Sei Punte
I vandali gridando al genocidio
Kefiah e Martello, i Propal occupano e imbrattano la sede di Leonardo. Quando il vero germe è la vulgata antisemita
I violenti ignorantelli che ieri hanno fatto irruzione nella sede torinese della Leonardo, abbandonandosi ad atti di vandalismo e inneggiando alla “liberazione della Palestina dal fiume fino al mare”, non si sono inventati autonomamente quello sproposito (una Palestina Judenfrei) né gli altri slogan che facevano da colonna sonora al loro teppismo. Hanno appreso da qualcuno e da qualche parte che quell’impresa, attiva nel campo della difesa, aerospaziale e della sicurezza, sarebbe complice del “genocidio” perpetrato a Gaza “dallo Stato illegittimo di Israele”.
L’accusa antisemita di “genocidio” e la proclamazione antisemita della pretesa “illegittimità” dello Stato ebraico – cose che non hanno nulla a che fare con qualsiasi ragionata contestazione di questa o quella iniziativa del governo israeliano – hanno preso posto nel miserabile patrimonio di conoscenza di quei pericolosi mentecatti non per caso né, appunto, per autonoma ruminazione, ma perché quelle due insultanti menzogne sono ripetute ossessivamente a destra e a manca, e sono accreditate non raramente presso i ranghi più rispettabili della comunità politica, dell’accademia, del giornalismo. E, quando pure non sono accreditate, sono lasciate correre in quel milieu che si fa noncurante, come se si trattasse di opinioncelle magari non proprio dotate di impeccabile fondamento ma insomma innocue, e dopotutto appartenenti a un’area di legittima manifestazione del pensiero in cui sarebbe increscioso interferire.

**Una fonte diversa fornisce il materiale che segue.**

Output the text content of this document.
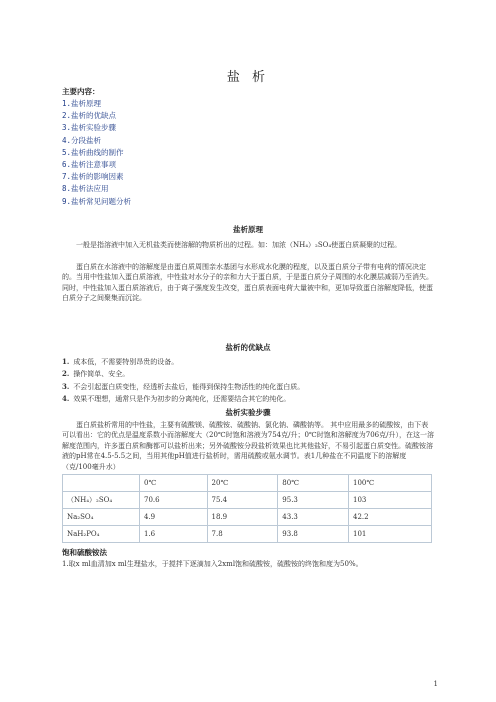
盐 析
主要内容：
1.盐析原理
2.盐析的优缺点
3.盐析实验步骤
4.分段盐析
5.盐析曲线的制作
6.盐析注意事项
7.盐析的影响因素
8.盐析法应用
9.盐析常见问题分析
盐析原理
一般是指溶液中加入无机盐类而使溶解的物质析出的过程。如：加浓（NH₄）₂SO₄使蛋白质凝聚的过程。
蛋白质在水溶液中的溶解度是由蛋白质周围亲水基团与水形成水化膜的程度，以及蛋白质分子带有电荷的情况决定的。当用中性盐加入蛋白质溶液，中性盐对水分子的亲和力大于蛋白质，于是蛋白质分子周围的水化膜层减弱乃至消失。同时，中性盐加入蛋白质溶液后，由于离子强度发生改变，蛋白质表面电荷大量被中和，更加导致蛋白溶解度降低，使蛋白质分子之间聚集而沉淀。
盐析的优缺点
1. 成本低，不需要特别昂贵的设备。
2. 操作简单、安全。
3. 不会引起蛋白质变性，经透析去盐后，能得到保持生物活性的纯化蛋白质。
4. 效果不理想，通常只是作为初步的分离纯化，还需要结合其它的纯化。
盐析实验步骤
	0℃	20℃	80℃	100℃
（NH₄）₂SO₄	70.6	75.4	95.3	103
Na₂SO₄	4.9	18.9	43.3	42.2
NaH₂PO₄	1.6	7.8	93.8	101
饱和硫酸铵法
1.取x ml血清加x ml生理盐水，于搅拌下逐滴加入2xml饱和硫酸铵，硫酸铵的终饱和度为50%。
1
蛋白质盐析常用的中性盐，主要有硫酸镁、硫酸铵、硫酸钠、氯化钠、磷酸钠等。 其中应用最多的硫酸铵，由下表可以看出：它的优点是温度系数小而溶解度大（20℃时饱和溶液为754克/升；0℃时饱和溶解度为706克/升），在这一溶解度范围内，许多蛋白质和酶都可以盐析出来；另外硫酸铵分段盐析效果也比其他盐好，不易引起蛋白质变性。硫酸铵溶液的pH常在4.5-5.5之间，当用其他pH值进行盐析时，需用硫酸或氨水调节。表1几种盐在不同温度下的溶解度（克/100毫升水）
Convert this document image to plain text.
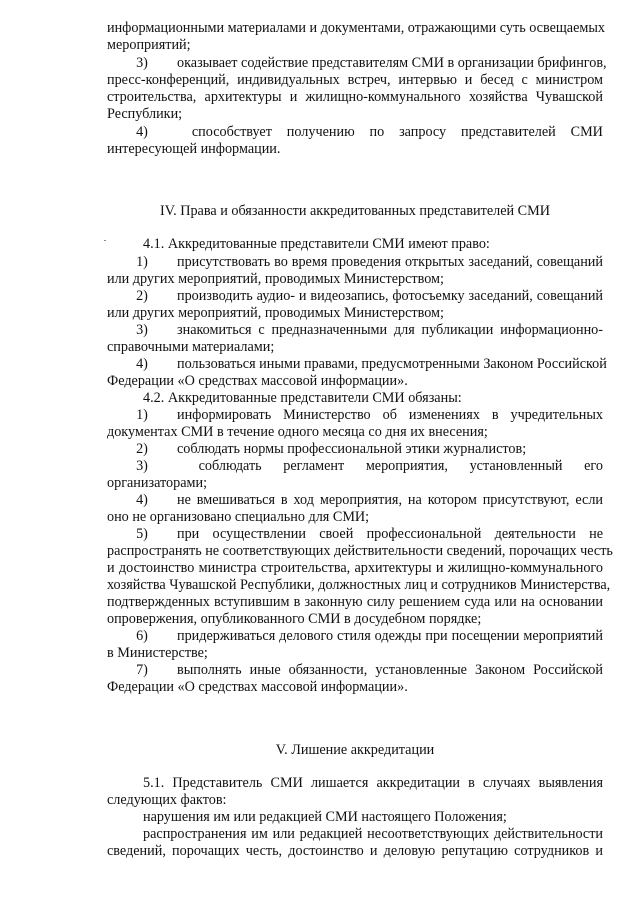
информационными материалами и документами, отражающими суть освещаемых
мероприятий;
3)	оказывает содействие представителям СМИ в организации брифингов,
пресс-конференций, индивидуальных встреч, интервью и бесед с министром
строительства, архитектуры и жилищно-коммунального хозяйства Чувашской
Республики;
4)	способствует получению по запросу представителей СМИ
интересующей информации.
IV. Права и обязанности аккредитованных представителей СМИ
4.1. Аккредитованные представители СМИ имеют право:
1)	присутствовать во время проведения открытых заседаний, совещаний
или других мероприятий, проводимых Министерством;
2)	производить аудио- и видеозапись, фотосъемку заседаний, совещаний
или других мероприятий, проводимых Министерством;
3)	знакомиться с предназначенными для публикации информационно-
справочными материалами;
4)	пользоваться иными правами, предусмотренными Законом Российской
Федерации «О средствах массовой информации».
4.2. Аккредитованные представители СМИ обязаны:
1)	информировать Министерство об изменениях в учредительных
документах СМИ в течение одного месяца со дня их внесения;
2) соблюдать нормы профессиональной этики журналистов;
3)	соблюдать регламент мероприятия, установленный его
организаторами;
4)	не вмешиваться в ход мероприятия, на котором присутствуют, если
оно не организовано специально для СМИ;
5)	при осуществлении своей профессиональной деятельности не
распространять не соответствующих действительности сведений, порочащих честь
и достоинство министра строительства, архитектуры и жилищно-коммунального
хозяйства Чувашской Республики, должностных лиц и сотрудников Министерства,
подтвержденных вступившим в законную силу решением суда или на основании
опровержения, опубликованного СМИ в досудебном порядке;
6)	придерживаться делового стиля одежды при посещении мероприятий
в Министерстве;
7)	выполнять иные обязанности, установленные Законом Российской
Федерации «О средствах массовой информации».
V. Лишение аккредитации
5.1. Представитель СМИ лишается аккредитации в случаях выявления
следующих фактов:
нарушения им или редакцией СМИ настоящего Положения;
распространения им или редакцией несоответствующих действительности
сведений, порочащих честь, достоинство и деловую репутацию сотрудников и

La sottovalutazione dell’andazzo e, soprattutto, il mancato riconoscimento della causa che lo gonfia e lo sospinge, sono tanto più imperdonabili perché qui non si discute di neutre intemperanze da attribuire all’ordinario sfogo adolescenziale che traduce in bravata qualche idea un po’ scema. Qui si tratta di menzogne sicarie che aggrediscono la conoscenza comune, impadronendosene e rivoltandola nel peggio di cui una società può dar prova, l’imbarbarimento, l’intolleranza, la violenza. Il male di una società che ha abdicato al proprio dovere di controllarsi ed emendarsi assistendo senza far nulla al proprio degrado civile perché non è neppure in grado di riconoscerlo.
Che i responsabili di quei disordini siano individuati e chiamati a rispondere di ciò che hanno fatto è assai meno importante che iniettare in quella loro coscienza di fessi il poco di informazioni e quel tanto (pochissimo) di cultura che li avrebbero dissuasi anche solo dal pensare di impegnarsi nella presunta “causa” che dovrebbe legittimarne la loro militanza da delinquentelli. Ma in quest’opera di inoculazione dovrebbero esercitarsi tutti quelli che semmai hanno fatto il contrario, nutrendo l’ignoranza di quei ragazzotti con quel rancio da birreria di Monaco anni Trenta. Perché quei “manifestanti”, chiamiamoli così, hanno sentito da altri che a Gaza c’è il “genocidio”.
È una temperie che li ha lambiti, ma che non hanno creato loro, quella che li ha portati a dire che Israele è “illegittimo”. È una cantilena che ripetono, ma che non hanno composto loro, quella che reclama la liberazione palestinese “from the river to the sea”. E loro possono avere la colpa di non capire che cosa significhi quel mazzo di bestemmie – pressappoco, la necessità che sia portato a termine il lavoro di Adolf Hitler – ma altri sono responsabili del delitto più grave, vale a dire l’aver messo in bella copia quelle farneticazioni o, peggio, l’averne trascurato la capacità di maligna contaminazione.
C’è la firma di tanta stampa coi fiocchi, il sussiego di tanti senati accademici, il contributo di tanta, illustre politica “democratica” a conferire dignità di protesta non tanto a quel vandalismo, ma agli inni criminali che lo contrassegnavano. Perché anche in questa occasione – come, puntualmente, nel caso di precedenti e analoghi episodi – si arriva tutt’al più a condannare l’atto vandalico (e nemmeno sempre), salvo precisare che nel merito, tuttavia, quella canaglia poteva vantare qualche solida ragione. Come al tempo – e non era molto tempo fa – dei cartelli contro Liliana Segre “agente sionista”, con qualche impettito buontempone a spiegare che il modo era criticabile, certo, ma la “causa” era giusta. Laddove la causa sempre quella è: la rimozione dell’”illegittima” presenza ebraica, laggiù e ovunque. E, se pare troppo, basta chiamarla “sionista” e il gioco è fatto.